La preoccupazione ai piani alti di Largo del Nazareno in queste ore è palpabile. Pier Luigi Bersani anche ieri ha speso buona parte della giornata al telefono con i leader sindacali. L'obiettivo sullo spinoso nodo dell'articolo 18 è il modello tedesco: ossia è il giudice a decidere tra reintegro ed equo indennizzo. E la speranza è che alla fine la Cgil non si alzi dal tavolo e firmi l'accordo. Auspici in questo senso arrivano da tutte le anime del Pd: dal responsabile economico vicino alla Cgil Stefano Fassina al lettiano Francesco Boccia fino ai veltroniani, che con Stefano Ceccanti confidano nei buoni risultati della moral suasion messa in atto dal capo dello Stato Giorgio Napolitano. Boccia lancia poi un segnale al Governo anche sul metodo: si eviti la «clava» del decreto e si proceda con una legge delega che permetterebbe un confronto parlamentare più accurato. E soprattutto dopo il voto per le amministrative.

Sulla riforma del lavoro, ora che si sta stringendo, il Pd è paradossalmente più unito di qualche settimana fa. Il fatto è che tutti sono consapevoli che, firma o non firma della Cgil, il Governo non può cadere su questo e si deve andare avanti.

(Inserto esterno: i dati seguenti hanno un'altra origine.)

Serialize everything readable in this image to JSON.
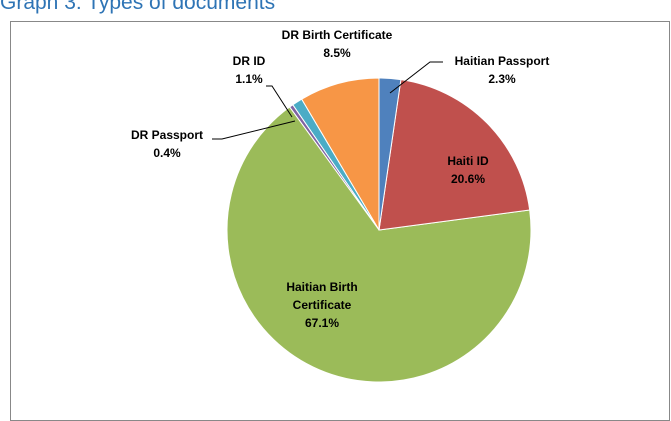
{
  "chart_data": {
    "type": "pie",
    "title": "Graph 3: Types of documents",
    "categories": [
      "Haitian Passport",
      "Haiti ID",
      "Haitian Birth Certificate",
      "DR Passport",
      "DR ID",
      "DR Birth Certificate"
    ],
    "values": [
      2.3,
      20.6,
      67.1,
      0.4,
      1.1,
      8.5
    ],
    "value_labels": [
      "2.3%",
      "20.6%",
      "67.1%",
      "0.4%",
      "1.1%",
      "8.5%"
    ],
    "colors": [
      "#4f81bd",
      "#c0504d",
      "#9bbb59",
      "#8064a2",
      "#4bacc6",
      "#f79646"
    ]
  }
}
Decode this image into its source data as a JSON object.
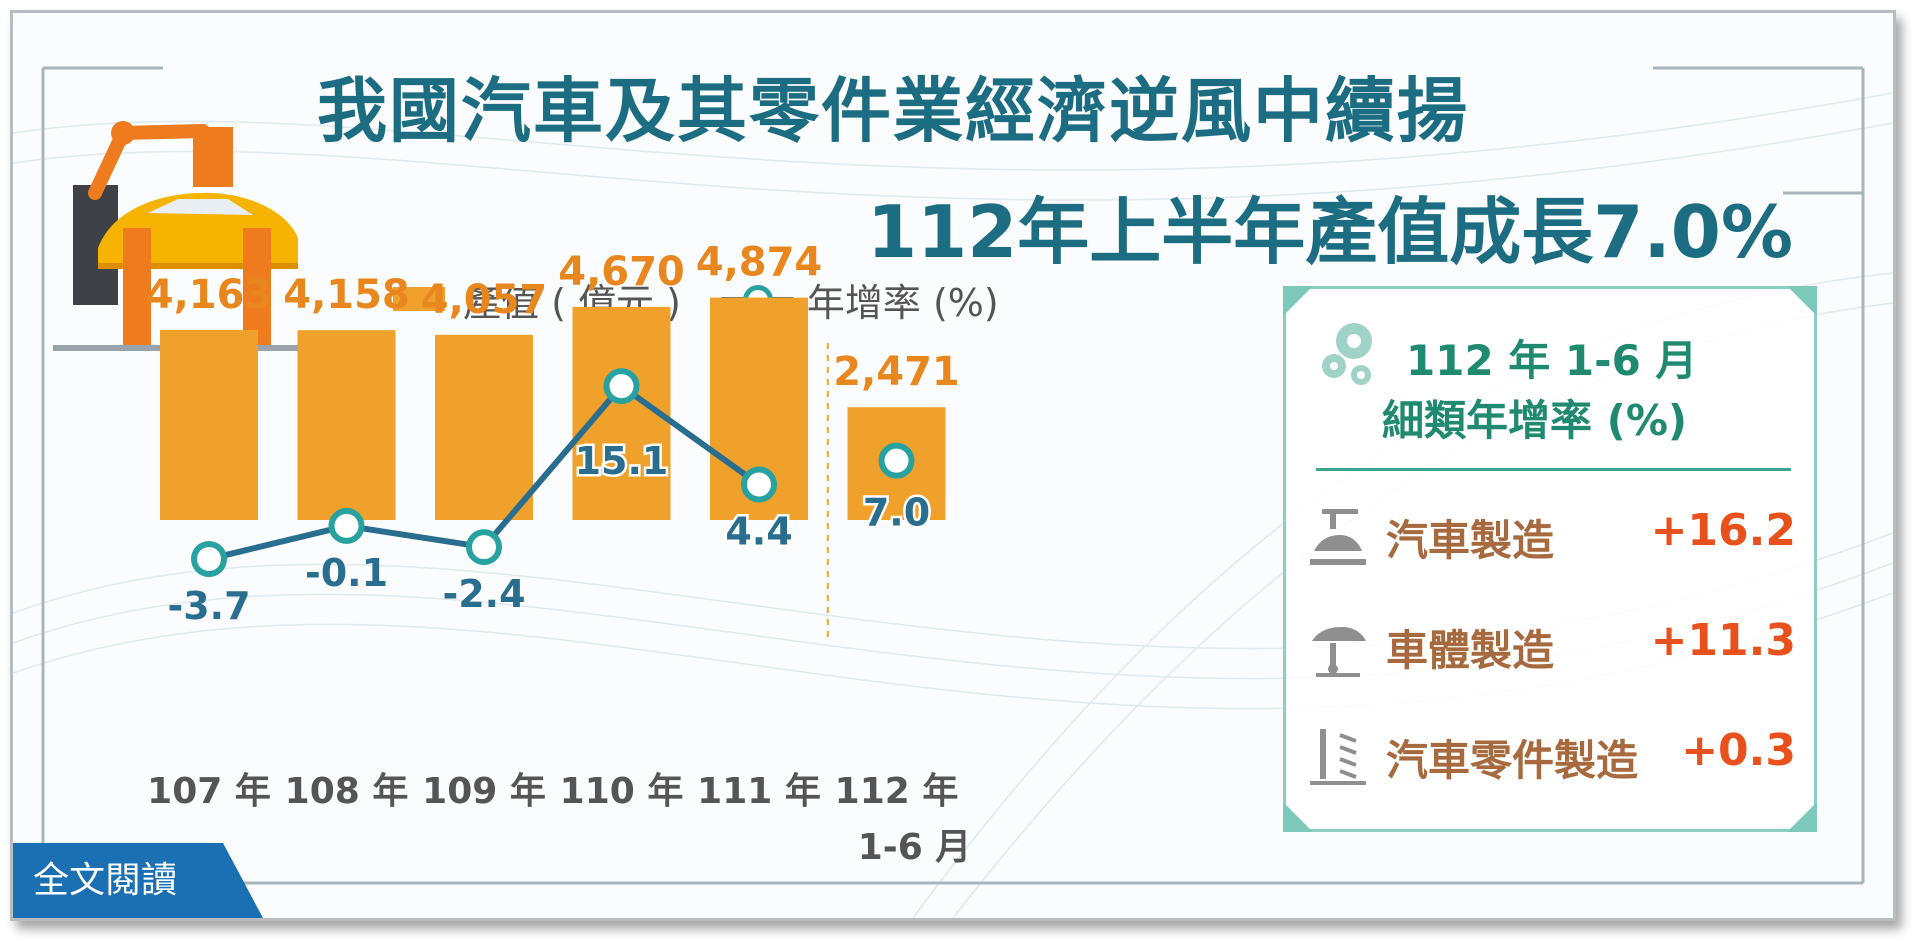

Lo dice chiaramente Massimo D'Alema, che durante la commemorazione di Marco Biagi ricorda la necessità di modernizzare «in senso europeo» il mercato del lavoro: «Le riflessioni di Marco Biagi – ha spiegato l'ex premier – possono aiutarci a mettere al centro le persone in carne ed ossa e a superare astratte contrapposizioni di principio». «Il Governo non può presentarsi al vertice europeo con le mani vuote», incalza il veltroniano Ceccanti.

Della speranza in una riforma condivisa e anche «un po' più della speranza» parla anche Fassina. «I sindacati non sono su posizioni tanto diverse, sono stati fatti passi avanti verso una posizione unitaria. Ora è il Governo che deve dare prova di responsabilità». Fassina ricorda poi che sul tavolo non c'è solo l'articolo 18 e la questione dei licenziamenti per motivi disciplinari su cui si è impuntata la Cgil. «Bisogna vedere quello che succede alla mobilità – sottolinea –. Non possiamo lasciare a piedi lavoratori sessantenni a 7 anni dalla pensione con 18 mesi di indennità. Poi gli ammortizzatori sociali: il sussidio messo in campo dal governo non è universale, molte forme di precariato restano fuori». Come a dire: il mosaico è composto da vari tasselli, e uno può compensare l'altro. Se non per la Cgil, almeno per il Pd.